Eligibility Criteria
Inclusion Criteria: Symptom collection phase The inclusion criteria for patients are as follows: * Individuals who have received full information on the organization of the research and who have not objected to their participation and to the use of their data. * Adults aged 18 and over * Patients with end-stage renal disease treated by dialysis in participating dialysis units * Patients able to answer questionnaires Process evaluation phase The inclusion criteria for healthcare professionals are as follows: * Individuals who have received full information on the organization of the research and who have not objected to their participation and to the use of their data. * Patients with end-stage renal disease treated by dialysis in participating dialysis units. * Doctors and nurses working in the dialysis unit taking part in the study.
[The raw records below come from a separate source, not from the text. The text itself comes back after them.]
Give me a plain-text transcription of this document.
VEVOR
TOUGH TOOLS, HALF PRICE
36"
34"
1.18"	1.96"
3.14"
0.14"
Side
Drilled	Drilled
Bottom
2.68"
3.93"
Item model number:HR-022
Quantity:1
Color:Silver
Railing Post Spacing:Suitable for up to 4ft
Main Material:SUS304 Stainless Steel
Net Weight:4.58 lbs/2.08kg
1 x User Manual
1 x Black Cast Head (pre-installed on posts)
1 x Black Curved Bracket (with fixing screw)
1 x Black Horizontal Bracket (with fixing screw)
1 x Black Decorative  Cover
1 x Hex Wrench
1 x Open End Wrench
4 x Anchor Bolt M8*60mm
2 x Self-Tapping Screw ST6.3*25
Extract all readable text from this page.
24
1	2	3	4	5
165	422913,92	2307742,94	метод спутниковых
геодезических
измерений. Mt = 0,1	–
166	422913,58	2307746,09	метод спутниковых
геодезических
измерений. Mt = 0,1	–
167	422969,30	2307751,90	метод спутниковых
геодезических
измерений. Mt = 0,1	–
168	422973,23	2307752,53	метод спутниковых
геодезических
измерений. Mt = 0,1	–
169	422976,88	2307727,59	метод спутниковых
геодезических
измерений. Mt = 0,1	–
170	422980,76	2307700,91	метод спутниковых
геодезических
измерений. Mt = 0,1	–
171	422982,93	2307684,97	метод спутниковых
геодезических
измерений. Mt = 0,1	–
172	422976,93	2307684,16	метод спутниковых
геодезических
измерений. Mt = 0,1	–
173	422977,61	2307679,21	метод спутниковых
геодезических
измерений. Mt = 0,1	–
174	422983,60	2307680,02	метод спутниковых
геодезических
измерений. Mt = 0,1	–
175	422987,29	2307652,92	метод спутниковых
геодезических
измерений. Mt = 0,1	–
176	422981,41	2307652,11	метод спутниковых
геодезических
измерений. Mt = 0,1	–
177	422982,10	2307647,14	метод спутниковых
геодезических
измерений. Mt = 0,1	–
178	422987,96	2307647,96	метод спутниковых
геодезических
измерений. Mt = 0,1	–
Exclusion Criteria: The non-inclusion criteria for patients are as follows: * Minors * Patients under legal protection, guardianship or curatorship * Patient not communicating or unable to give consent * Patient not being treated in a dialysis unit participating in the study * Patients being treated temporarily in a participating dialysis unit (respite care, vacationers, etc.) * Patient with cognitive disorders * Patient unable or unwilling to answer questionnaires The non-inclusion criteria for healthcare professionals are as follows: * Non-voluntary healthcare professional * Healthcare professional not working in the participating facility
Contact & Investigator
Francis GUILLEMIN, MD, PhD
PRINCIPAL INVESTIGATOR
Centre d'Investigation Clinique - Epidémiologie Clinique 1433
Frequently Asked Questions
Who can join the NCT06257134 clinical trial?
This trial is open to participants of all sexes, aged 18 Years or older, studying End Stage Renal Disease. Full inclusion and exclusion criteria are listed in the Eligibility Criteria section. Always confirm your eligibility with the research team before applying.
Is NCT06257134 currently recruiting?
Yes, NCT06257134 is actively recruiting participants. Contact the research team at n.juge@chru-nancy.fr for enrollment information.
Where is the NCT06257134 trial being conducted?
This trial is being conducted at Gradignan, France, Vandœuvre-lès-Nancy, France, Vandœuvre-lès-Nancy, France.
Who is sponsoring the NCT06257134 clinical trial?
NCT06257134 is sponsored by Central Hospital, Nancy, France. The principal investigator is Francis GUILLEMIN, MD, PhD at Centre d'Investigation Clinique - Epidémiologie Clinique 1433. The trial plans to enroll 2,293 participants.